Marion Motley and Bill Willis: Trailblazers for Equality
The late 1940s were a pivotal era in the history of American sports. For it was on April 15, 1947, that Jackie Robinson played his first game for the Brooklyn Dodgers thus shattering the Major League Baseball’s color barrier. But the AAFC was ahead of both baseball and the NFL in providing opportunities to make an on-field impact regardless of race. Seven months before Robinson’s debut, on September 6, 1946, two African-American players took part in the first game in league history. In front of 60,135 at Cleveland Municipal Stadium, then the largest ever crowd to see a pro football game, running back Marion Motley and defensive lineman Bill Willis played for the Browns in a 44-0 demolition of the Miami Seahawks.
Both would prove crucial cogs in the Browns machine that dominated the AAFC and NFL over the next decade. Motley scored 26 touchdowns during Cleveland’s four seasons in the AAFC and led the league with 964 rushing yards in 1948. Against the Bills in the championship game, Motley accounted for 133 of the Browns’ 215 yards on the ground. It included turning the game into a rout with second-half touchdown scampers of 29, 31 and five yards. Two years later, in Cleveland’s debut NFL season, Motley’s 810 yards was good enough to win the rushing title.
As impressive as the exploits of Graham and Motley on offense were, the Browns’ bread and butter came on the defensive side of the football. The aforementioned interception and scoring defense numbers lend credence to this notion. But they also finished no worse than second defending the pass during their tenure in the AAFC, a testament to the pressure created up front that Willis played a part in. The argument could be made that going 15-0 in 1948 was given a significant boost due to their defensive prowess. That year, they led the AAFC in both rushing and total defense and finished second in yardage conceded through the air. Willis’ teammates continually raved about his quickness off the snap, something that contributed greatly to the Browns’ success during this decade of dominance.

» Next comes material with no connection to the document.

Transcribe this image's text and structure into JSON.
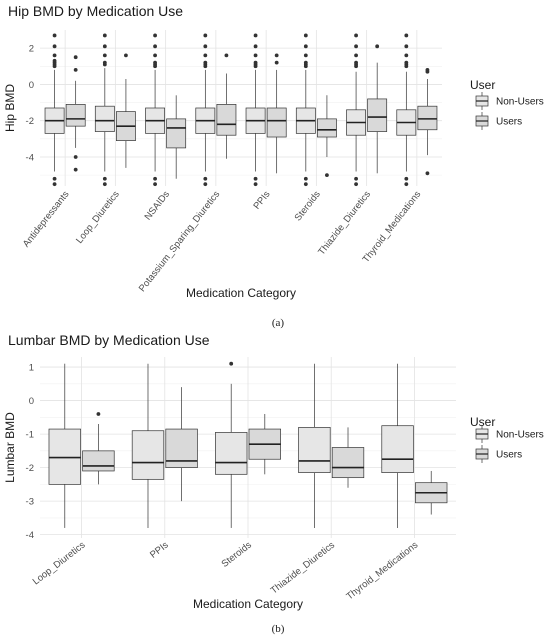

Contextualizing the 1948 Cleveland Browns’ Place in Pro Football History
The 1948 Cleveland Browns certainly have their own unique place in the history of the game at professional level. The fact that only one other team in the nearly 100-year history of pro football has an unbeaten and untied season on its resume makes that readily apparent.
However, that doesn’t mean they won’t get their fair share of detractors. Some will undoubtedly decry the level of play in the AAFC, especially given the final score of the championship game that year. While it’s fair to point that out, Cleveland unquestionably proved their worth with that 1950 NFL title to cap off their first year in the league. And since the NFL instituted a championship game in 1933, the Browns are the only team in league history to make six consecutive appearances in it. This obviously includes the Super Bowl era.
One thing that practically everyone can agree on is that it’s now an extremely distant memory. Gone are the days when the Browns instilled a sense of dread and envy among opposing fans. Nowadays, the sentiment directed towards the team oscillates between pity and downright condescension.
Are times a changing? The team did appear to hit the 2018 off-season out of the park both via free agency and the draft. They have a general manager at the helm in John Dorsey who boasts a track record of success during his previous stint with the Kansas City Chiefs. In the end, only time will tell if Baker Mayfield is anywhere near the level of Bernie Kosar, let alone Otto Graham.